I'm pretty sure it could be what the characters will be like. Gameplay is fine, you can't copyright gameplay mechanics (but god have companies tried), it's mostly with the characters really. If your Wii U version has character that are still very similar to Touhou characters from your TSSB game then there could be issues. If they look completely different but have a color palate similar then I believe it to be fine. Look at all the fighting games that do this, Filia from Skullguirls has a Fiona color pallet from Adventure Time. Having a maid character the uses knives is mostly pushing your boundaries, why not have green haired pigtailed elven maid who uses a giant hammer that inexplicably explodes into tuna when ever she attacks? That's just an example but it's a way to show you can use them as a base but you can turn them into something else entirely. There are many characters based on other things but as long as the end result is not, "Wait that's just X with a different hairstyle!" then you should be fine. I've made characters based on some Touhou characters and after working on them for long enough they became their own person with their own personality from what they were based on. (Ex in my case Yuugi and Utsuho)
I don't think you realize how much work that would be. The bulk content of fighting game development is around individual characters, rather than primary game mechanics. Animation work in particular is very heavy in comparison to everything else. I agree having completely different characters would be best, but that would be a stupendously difficult thing to do.

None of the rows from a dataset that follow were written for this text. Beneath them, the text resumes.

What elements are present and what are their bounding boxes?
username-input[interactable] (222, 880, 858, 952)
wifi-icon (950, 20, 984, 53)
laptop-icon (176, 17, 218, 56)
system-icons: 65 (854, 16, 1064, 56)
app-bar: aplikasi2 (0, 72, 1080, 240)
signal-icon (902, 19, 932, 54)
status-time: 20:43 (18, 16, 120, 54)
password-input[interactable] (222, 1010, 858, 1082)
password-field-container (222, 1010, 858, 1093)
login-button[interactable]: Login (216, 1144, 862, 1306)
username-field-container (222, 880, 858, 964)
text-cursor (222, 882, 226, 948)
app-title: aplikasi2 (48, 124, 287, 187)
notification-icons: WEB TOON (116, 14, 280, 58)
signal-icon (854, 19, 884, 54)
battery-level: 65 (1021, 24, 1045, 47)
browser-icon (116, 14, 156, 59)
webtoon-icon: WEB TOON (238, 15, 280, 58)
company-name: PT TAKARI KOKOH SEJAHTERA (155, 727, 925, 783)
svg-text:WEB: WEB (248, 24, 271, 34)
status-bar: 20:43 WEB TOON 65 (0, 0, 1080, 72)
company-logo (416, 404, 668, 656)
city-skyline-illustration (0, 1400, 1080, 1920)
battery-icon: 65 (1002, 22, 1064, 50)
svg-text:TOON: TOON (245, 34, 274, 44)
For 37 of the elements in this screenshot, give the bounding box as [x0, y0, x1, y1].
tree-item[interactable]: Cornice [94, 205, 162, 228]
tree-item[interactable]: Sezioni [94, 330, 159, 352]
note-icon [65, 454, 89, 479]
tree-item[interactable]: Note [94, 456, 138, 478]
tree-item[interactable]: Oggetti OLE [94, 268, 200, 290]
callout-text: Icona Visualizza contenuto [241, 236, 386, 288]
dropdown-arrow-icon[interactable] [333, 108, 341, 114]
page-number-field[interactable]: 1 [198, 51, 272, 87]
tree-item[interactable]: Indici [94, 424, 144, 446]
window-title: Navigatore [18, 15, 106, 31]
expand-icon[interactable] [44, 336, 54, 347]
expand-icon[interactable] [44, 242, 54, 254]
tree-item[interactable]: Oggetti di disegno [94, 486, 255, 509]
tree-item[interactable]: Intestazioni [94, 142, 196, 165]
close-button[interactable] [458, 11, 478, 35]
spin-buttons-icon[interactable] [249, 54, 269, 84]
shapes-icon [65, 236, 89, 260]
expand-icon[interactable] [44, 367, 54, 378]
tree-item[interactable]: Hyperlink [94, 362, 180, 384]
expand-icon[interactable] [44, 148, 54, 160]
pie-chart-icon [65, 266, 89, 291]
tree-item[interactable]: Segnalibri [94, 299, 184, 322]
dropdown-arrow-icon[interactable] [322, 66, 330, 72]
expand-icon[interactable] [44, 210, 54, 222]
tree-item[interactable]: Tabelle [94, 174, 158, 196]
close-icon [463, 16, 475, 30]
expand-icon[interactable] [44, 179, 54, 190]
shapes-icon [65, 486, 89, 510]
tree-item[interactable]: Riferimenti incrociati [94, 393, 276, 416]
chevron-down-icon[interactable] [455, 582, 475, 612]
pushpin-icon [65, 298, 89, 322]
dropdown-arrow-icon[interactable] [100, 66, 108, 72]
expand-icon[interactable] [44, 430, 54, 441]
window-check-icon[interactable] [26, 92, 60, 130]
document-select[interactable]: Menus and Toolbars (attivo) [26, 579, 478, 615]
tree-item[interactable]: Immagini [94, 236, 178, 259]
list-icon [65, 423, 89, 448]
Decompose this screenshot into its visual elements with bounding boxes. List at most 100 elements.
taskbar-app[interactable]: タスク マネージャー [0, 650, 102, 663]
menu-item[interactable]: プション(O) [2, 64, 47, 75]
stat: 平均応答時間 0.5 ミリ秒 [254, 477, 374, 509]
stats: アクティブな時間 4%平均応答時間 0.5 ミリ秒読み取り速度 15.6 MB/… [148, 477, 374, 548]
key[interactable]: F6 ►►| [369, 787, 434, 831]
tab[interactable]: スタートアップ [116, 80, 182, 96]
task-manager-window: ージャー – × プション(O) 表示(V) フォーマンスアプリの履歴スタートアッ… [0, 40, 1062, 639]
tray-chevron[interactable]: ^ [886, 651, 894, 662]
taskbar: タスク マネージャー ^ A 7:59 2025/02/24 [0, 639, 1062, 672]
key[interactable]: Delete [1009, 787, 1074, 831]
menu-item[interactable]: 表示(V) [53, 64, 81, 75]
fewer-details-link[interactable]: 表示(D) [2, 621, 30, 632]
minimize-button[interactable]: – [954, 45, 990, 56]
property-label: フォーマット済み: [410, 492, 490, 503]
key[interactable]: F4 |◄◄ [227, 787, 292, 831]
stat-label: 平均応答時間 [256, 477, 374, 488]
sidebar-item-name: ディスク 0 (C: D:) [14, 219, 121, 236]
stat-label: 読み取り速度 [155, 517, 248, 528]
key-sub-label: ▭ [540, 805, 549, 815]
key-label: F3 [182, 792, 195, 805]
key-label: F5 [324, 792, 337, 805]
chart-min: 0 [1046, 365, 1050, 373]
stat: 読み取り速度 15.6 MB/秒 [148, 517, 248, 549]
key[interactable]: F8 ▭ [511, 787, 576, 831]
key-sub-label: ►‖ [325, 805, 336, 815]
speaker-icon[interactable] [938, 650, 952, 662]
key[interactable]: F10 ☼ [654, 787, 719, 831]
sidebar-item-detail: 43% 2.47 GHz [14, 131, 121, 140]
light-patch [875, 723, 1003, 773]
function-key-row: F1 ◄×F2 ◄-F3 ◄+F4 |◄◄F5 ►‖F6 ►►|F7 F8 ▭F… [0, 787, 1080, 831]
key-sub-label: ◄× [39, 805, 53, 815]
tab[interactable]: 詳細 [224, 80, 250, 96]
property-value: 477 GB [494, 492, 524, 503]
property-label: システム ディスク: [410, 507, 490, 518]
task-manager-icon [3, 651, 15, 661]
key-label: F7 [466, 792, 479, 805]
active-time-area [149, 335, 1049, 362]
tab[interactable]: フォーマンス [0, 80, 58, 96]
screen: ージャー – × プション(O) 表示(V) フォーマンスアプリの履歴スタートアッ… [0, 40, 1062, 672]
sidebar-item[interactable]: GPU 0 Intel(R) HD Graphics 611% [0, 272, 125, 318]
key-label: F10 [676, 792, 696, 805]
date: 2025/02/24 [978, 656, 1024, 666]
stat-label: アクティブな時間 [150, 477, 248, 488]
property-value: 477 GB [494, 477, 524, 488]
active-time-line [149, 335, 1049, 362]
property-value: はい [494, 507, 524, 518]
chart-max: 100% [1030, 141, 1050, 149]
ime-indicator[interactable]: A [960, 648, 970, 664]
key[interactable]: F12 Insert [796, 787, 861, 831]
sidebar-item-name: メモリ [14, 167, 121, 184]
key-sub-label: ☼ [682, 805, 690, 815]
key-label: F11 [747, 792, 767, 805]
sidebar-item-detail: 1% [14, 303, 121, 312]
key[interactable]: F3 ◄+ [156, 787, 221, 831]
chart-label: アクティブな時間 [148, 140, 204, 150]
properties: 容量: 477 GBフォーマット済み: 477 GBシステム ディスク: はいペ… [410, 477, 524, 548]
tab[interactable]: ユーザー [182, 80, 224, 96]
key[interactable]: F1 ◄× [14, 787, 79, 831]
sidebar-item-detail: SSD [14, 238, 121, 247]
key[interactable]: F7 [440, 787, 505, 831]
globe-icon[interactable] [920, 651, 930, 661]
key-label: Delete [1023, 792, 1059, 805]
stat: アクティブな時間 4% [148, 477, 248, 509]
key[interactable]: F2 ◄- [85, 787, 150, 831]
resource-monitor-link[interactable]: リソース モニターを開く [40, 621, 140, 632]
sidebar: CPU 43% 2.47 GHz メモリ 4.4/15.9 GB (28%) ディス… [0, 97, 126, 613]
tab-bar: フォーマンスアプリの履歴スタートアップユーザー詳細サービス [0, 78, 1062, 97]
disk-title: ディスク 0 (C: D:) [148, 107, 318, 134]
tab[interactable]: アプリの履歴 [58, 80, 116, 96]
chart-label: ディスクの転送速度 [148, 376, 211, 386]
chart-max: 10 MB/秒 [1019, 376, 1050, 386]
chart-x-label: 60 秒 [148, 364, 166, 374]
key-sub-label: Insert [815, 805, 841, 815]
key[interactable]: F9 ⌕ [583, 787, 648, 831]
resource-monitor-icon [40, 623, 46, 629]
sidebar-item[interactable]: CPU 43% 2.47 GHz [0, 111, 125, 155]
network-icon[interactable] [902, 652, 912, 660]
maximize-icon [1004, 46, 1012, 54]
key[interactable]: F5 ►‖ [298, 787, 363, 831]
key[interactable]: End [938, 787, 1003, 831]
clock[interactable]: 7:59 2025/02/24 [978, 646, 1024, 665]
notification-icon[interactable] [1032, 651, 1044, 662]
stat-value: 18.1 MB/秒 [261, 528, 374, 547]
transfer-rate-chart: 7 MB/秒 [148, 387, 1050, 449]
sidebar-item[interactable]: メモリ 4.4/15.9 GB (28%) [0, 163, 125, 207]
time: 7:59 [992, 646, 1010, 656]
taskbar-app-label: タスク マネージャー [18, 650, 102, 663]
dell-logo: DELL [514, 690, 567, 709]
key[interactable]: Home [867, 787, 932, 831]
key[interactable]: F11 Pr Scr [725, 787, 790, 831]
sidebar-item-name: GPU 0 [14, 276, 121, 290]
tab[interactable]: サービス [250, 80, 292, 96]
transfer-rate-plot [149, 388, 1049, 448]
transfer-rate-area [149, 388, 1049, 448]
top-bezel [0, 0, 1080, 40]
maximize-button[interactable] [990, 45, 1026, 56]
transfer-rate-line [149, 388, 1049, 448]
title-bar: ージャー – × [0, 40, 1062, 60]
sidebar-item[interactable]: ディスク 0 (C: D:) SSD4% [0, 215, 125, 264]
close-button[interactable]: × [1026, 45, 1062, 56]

What I'm curious about is whether it's possible for a commercial game to later go doujin. [...] If I make game A commercially, can I then make game B from game A and call game B "doujin" because the differences from game A satisfy the doujin guidelines, or I can't because the basis for game B (game A) did not in the first place?
It would be impossible for a commercial game to somehow branch out as a doujin game. If you really intended the project to go doujin, it would be changed to free to play... but that's still isn't really doujin per se, it's just a now-free indie work. Expanding on that, trying to paste someone else's doujin IP onto your work after the fact, even if you make your original work free, would be IP theft at worst and just look like a pathetic attempt to grab attention at best. You'd
better have some sort of solid deal with the IP owner to pull off something like that. On a completely different note, if you have a game you published commercially but are making side games based off of it like pet projects, that seems fine, especially if it's your own IP.
@ N-Forza, A lot of things that supposidely are beyond doujin happen to doujin's though. Even though I've been told that Steam is a nogo for doujin because most people on steam don't know doujins, doujin games do exist on steam (just one example).
Three important considerations:
1) Doujin games that get released on Steam are games that were already released as doujin titles. Getting published on Steam is an expansion into indie territory, although they're still considered "doujin games" because of their origin. Generally this is seen as a good thing because everyone likes to see people's hobbies being able to expand into something sustainable.
2) These games are the IP of their creators. These doujin games are not derivative works based on other people's IP.
3) Steam isn't really a "no-go for doujin" besides the under above consideration that they're more accurately labeled as indie works. It's Touhou derivative works in particular that are disallowed from wide-reaching publication.